People's Deputy of Ukraine
- Incumbent
- Assumed office 29 August 2019
- Preceded by: Ruslan Solvar
- Constituency: Kyiv Oblast, Ukraine's 91st electoral district

Personal details
- Born: 6 June 1980 (age 45) Dnipropetrovsk, Ukrainian SSR, Soviet Union (now Dnipro, Ukraine)
- Party: Servant of the People
- Other political affiliations: Independent; Revival;

= Oleh Dunda =

Ukrainian politician

Oleh Andriiovych Dunda (Олег Андрійович Дунда; born 6 March 1980) is a Ukrainian entrepreneur and member of the Verkhovna Rada of Ukraine of the 9th convocation. He serves as co-chair of the inter-factional parliamentary association For the Decolonization of Russia and is a member of the Committee on the Organization of State Power, Local Self-Government, Regional Development, and Urban Planning of the Verkhovna Rada of Ukraine, where he chairs the subcommittee on construction and design.

== Biography ==

Born on 6 March 1980, in Dnipro, Ukraine.
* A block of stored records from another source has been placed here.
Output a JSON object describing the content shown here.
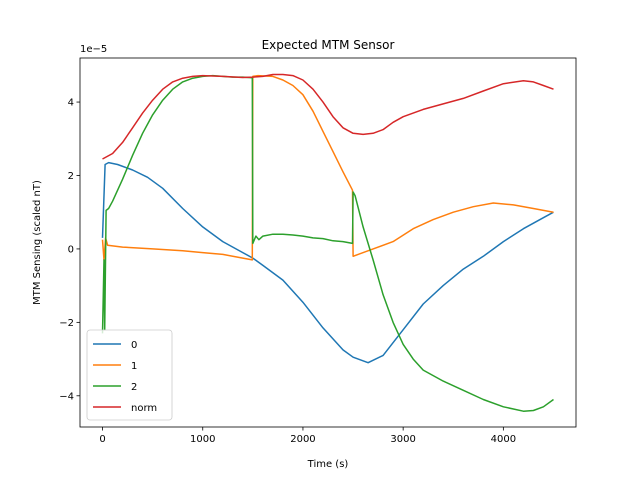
{
  "chart_data": {
    "type": "line",
    "title": "Expected MTM Sensor",
    "xlabel": "Time (s)",
    "ylabel": "MTM Sensing (scaled nT)",
    "y_offset_text": "1e−5",
    "xlim": [
      -225,
      4725
    ],
    "ylim": [
      -4.85,
      5.2
    ],
    "y_scale_note": "values in units of 1e-5",
    "x_ticks": [
      0,
      1000,
      2000,
      3000,
      4000
    ],
    "x_tick_labels": [
      "0",
      "1000",
      "2000",
      "3000",
      "4000"
    ],
    "y_ticks": [
      -4,
      -2,
      0,
      2,
      4
    ],
    "y_tick_labels": [
      "−4",
      "−2",
      "0",
      "2",
      "4"
    ],
    "grid": false,
    "legend_position": "lower-left",
    "series": [
      {
        "name": "0",
        "color": "#1f77b4",
        "points": [
          [
            0,
            0.3
          ],
          [
            25,
            2.3
          ],
          [
            60,
            2.35
          ],
          [
            150,
            2.3
          ],
          [
            300,
            2.15
          ],
          [
            450,
            1.95
          ],
          [
            600,
            1.65
          ],
          [
            800,
            1.1
          ],
          [
            1000,
            0.6
          ],
          [
            1200,
            0.2
          ],
          [
            1400,
            -0.1
          ],
          [
            1500,
            -0.25
          ],
          [
            1600,
            -0.45
          ],
          [
            1800,
            -0.85
          ],
          [
            2000,
            -1.45
          ],
          [
            2200,
            -2.15
          ],
          [
            2400,
            -2.75
          ],
          [
            2500,
            -2.95
          ],
          [
            2650,
            -3.1
          ],
          [
            2800,
            -2.9
          ],
          [
            3000,
            -2.2
          ],
          [
            3200,
            -1.5
          ],
          [
            3400,
            -1.0
          ],
          [
            3600,
            -0.55
          ],
          [
            3800,
            -0.2
          ],
          [
            4000,
            0.2
          ],
          [
            4200,
            0.55
          ],
          [
            4400,
            0.85
          ],
          [
            4500,
            1.0
          ]
        ]
      },
      {
        "name": "1",
        "color": "#ff7f0e",
        "points": [
          [
            0,
            0.25
          ],
          [
            15,
            -0.3
          ],
          [
            30,
            0.3
          ],
          [
            50,
            0.1
          ],
          [
            200,
            0.05
          ],
          [
            500,
            0.0
          ],
          [
            800,
            -0.05
          ],
          [
            1000,
            -0.1
          ],
          [
            1200,
            -0.15
          ],
          [
            1400,
            -0.25
          ],
          [
            1495,
            -0.3
          ],
          [
            1500,
            4.7
          ],
          [
            1550,
            4.72
          ],
          [
            1700,
            4.7
          ],
          [
            1800,
            4.6
          ],
          [
            1900,
            4.45
          ],
          [
            2000,
            4.2
          ],
          [
            2100,
            3.75
          ],
          [
            2200,
            3.2
          ],
          [
            2300,
            2.65
          ],
          [
            2400,
            2.1
          ],
          [
            2495,
            1.6
          ],
          [
            2500,
            -0.2
          ],
          [
            2550,
            -0.15
          ],
          [
            2700,
            0.0
          ],
          [
            2900,
            0.2
          ],
          [
            3100,
            0.55
          ],
          [
            3300,
            0.8
          ],
          [
            3500,
            1.0
          ],
          [
            3700,
            1.15
          ],
          [
            3900,
            1.25
          ],
          [
            4100,
            1.2
          ],
          [
            4300,
            1.1
          ],
          [
            4500,
            1.0
          ]
        ]
      },
      {
        "name": "2",
        "color": "#2ca02c",
        "points": [
          [
            0,
            -2.3
          ],
          [
            15,
            -0.3
          ],
          [
            22,
            -2.2
          ],
          [
            35,
            1.05
          ],
          [
            60,
            1.1
          ],
          [
            100,
            1.3
          ],
          [
            200,
            1.9
          ],
          [
            300,
            2.55
          ],
          [
            400,
            3.15
          ],
          [
            500,
            3.65
          ],
          [
            600,
            4.05
          ],
          [
            700,
            4.35
          ],
          [
            800,
            4.55
          ],
          [
            900,
            4.65
          ],
          [
            1000,
            4.7
          ],
          [
            1100,
            4.72
          ],
          [
            1200,
            4.7
          ],
          [
            1300,
            4.68
          ],
          [
            1400,
            4.68
          ],
          [
            1495,
            4.66
          ],
          [
            1500,
            0.15
          ],
          [
            1530,
            0.35
          ],
          [
            1560,
            0.25
          ],
          [
            1600,
            0.35
          ],
          [
            1700,
            0.4
          ],
          [
            1800,
            0.4
          ],
          [
            1900,
            0.38
          ],
          [
            2000,
            0.35
          ],
          [
            2100,
            0.3
          ],
          [
            2200,
            0.28
          ],
          [
            2300,
            0.22
          ],
          [
            2400,
            0.2
          ],
          [
            2495,
            0.15
          ],
          [
            2500,
            1.55
          ],
          [
            2520,
            1.45
          ],
          [
            2600,
            0.6
          ],
          [
            2700,
            -0.3
          ],
          [
            2800,
            -1.25
          ],
          [
            2900,
            -2.0
          ],
          [
            3000,
            -2.6
          ],
          [
            3100,
            -3.0
          ],
          [
            3200,
            -3.3
          ],
          [
            3400,
            -3.6
          ],
          [
            3600,
            -3.85
          ],
          [
            3800,
            -4.1
          ],
          [
            4000,
            -4.3
          ],
          [
            4200,
            -4.42
          ],
          [
            4300,
            -4.4
          ],
          [
            4400,
            -4.3
          ],
          [
            4500,
            -4.1
          ]
        ]
      },
      {
        "name": "norm",
        "color": "#d62728",
        "points": [
          [
            0,
            2.45
          ],
          [
            100,
            2.6
          ],
          [
            200,
            2.9
          ],
          [
            300,
            3.3
          ],
          [
            400,
            3.7
          ],
          [
            500,
            4.05
          ],
          [
            600,
            4.35
          ],
          [
            700,
            4.55
          ],
          [
            800,
            4.65
          ],
          [
            900,
            4.7
          ],
          [
            1000,
            4.72
          ],
          [
            1200,
            4.7
          ],
          [
            1400,
            4.67
          ],
          [
            1500,
            4.68
          ],
          [
            1600,
            4.7
          ],
          [
            1700,
            4.75
          ],
          [
            1800,
            4.75
          ],
          [
            1900,
            4.72
          ],
          [
            2000,
            4.6
          ],
          [
            2100,
            4.35
          ],
          [
            2200,
            4.0
          ],
          [
            2300,
            3.6
          ],
          [
            2400,
            3.3
          ],
          [
            2500,
            3.15
          ],
          [
            2600,
            3.12
          ],
          [
            2700,
            3.15
          ],
          [
            2800,
            3.25
          ],
          [
            2900,
            3.45
          ],
          [
            3000,
            3.6
          ],
          [
            3200,
            3.8
          ],
          [
            3400,
            3.95
          ],
          [
            3600,
            4.1
          ],
          [
            3800,
            4.3
          ],
          [
            4000,
            4.5
          ],
          [
            4200,
            4.58
          ],
          [
            4300,
            4.55
          ],
          [
            4400,
            4.45
          ],
          [
            4500,
            4.35
          ]
        ]
      }
    ]
  }
}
In 1999, he graduated from the Dnipropetrovsk Technical School of Welding and Electronics (programmer-systems engineer). His diploma thesis (practical) was the development of software for the reliability calculation of electronic devices.

In 2001, he graduated from the State Institute for Advanced Training and Retraining of Management and Specialists of the Metallurgical Complex (Dnipro) with a degree in Finance. His diploma thesis was the development of financial instruments for managing non-performing loans of a commercial bank.

A candidate for people's deputies from the Servant of the People party in the parliamentary elections in 2019 (electoral district No. 91, Fastiv city, Makariv, Fastiv districts, part of Kyiv-Sviatoshynskyi, part of Skvyrskyi districts).

At the time of the elections, he was the director of LLC "A. V. S.", and independent. He resides in Kyiv.

== Legislative Activities ==

Dunda is the author of bills: On Amendments to Certain Laws of Ukraine on the Legal Support of the Presence of Foreign Citizenship (Nationality) in Citizens of Ukraine, and On the State Information Concern Television and Radio Broadcasting.

He is the author of legislative initiatives regarding the need to establish responsibility for the propaganda of the Russian world ideology and its promotion in Ukraine.

He initiated an appeal to the Chairman of the Verkhovna Rada of Ukraine to include in the agenda a draft resolution on the deprivation of mandates of parliamentary deputies from the Opposition Platform — For Life No. 7694 and draft law No. 7476 on the deprivation of mandates of deputies of local councils from prohibited pro-Russian parties (Opposition Platform — For Life, Party of Shariy, Nashi, and others).

He is a co-author of the bill to prohibit members of banned pro-Russian parties from running for parliament and councils at all levels.

He is the author of a draft resolution on the basic principles of negotiations on the surrender of Russia or its successors and the conditions for ending the war.

== Public Activities ==

He participates in events organized by the Atlantic Council and the Jamestown Foundation. Oleh Dunda specializes in global security, international sanctions, and military-industrial complex. He actively advocates for the need to dismantle the Russian Federation as the last colonial empire and supports Ukrainian refugees in Europe.

He is the author of publications in Ukrainian and foreign media outlets, including The Hill, New Eastern Europe, Kyiv Post, Libertatea, Atlantic Council, The Gaze, Ukrainska Pravda, Glavcom, 24 Kanal, and Dzerkalo Tyzhnia.

Dunda is involved in developing a program for the restoration of Ukraine after the war and supports local communities in their reconstruction efforts and direct cooperation with Western investors.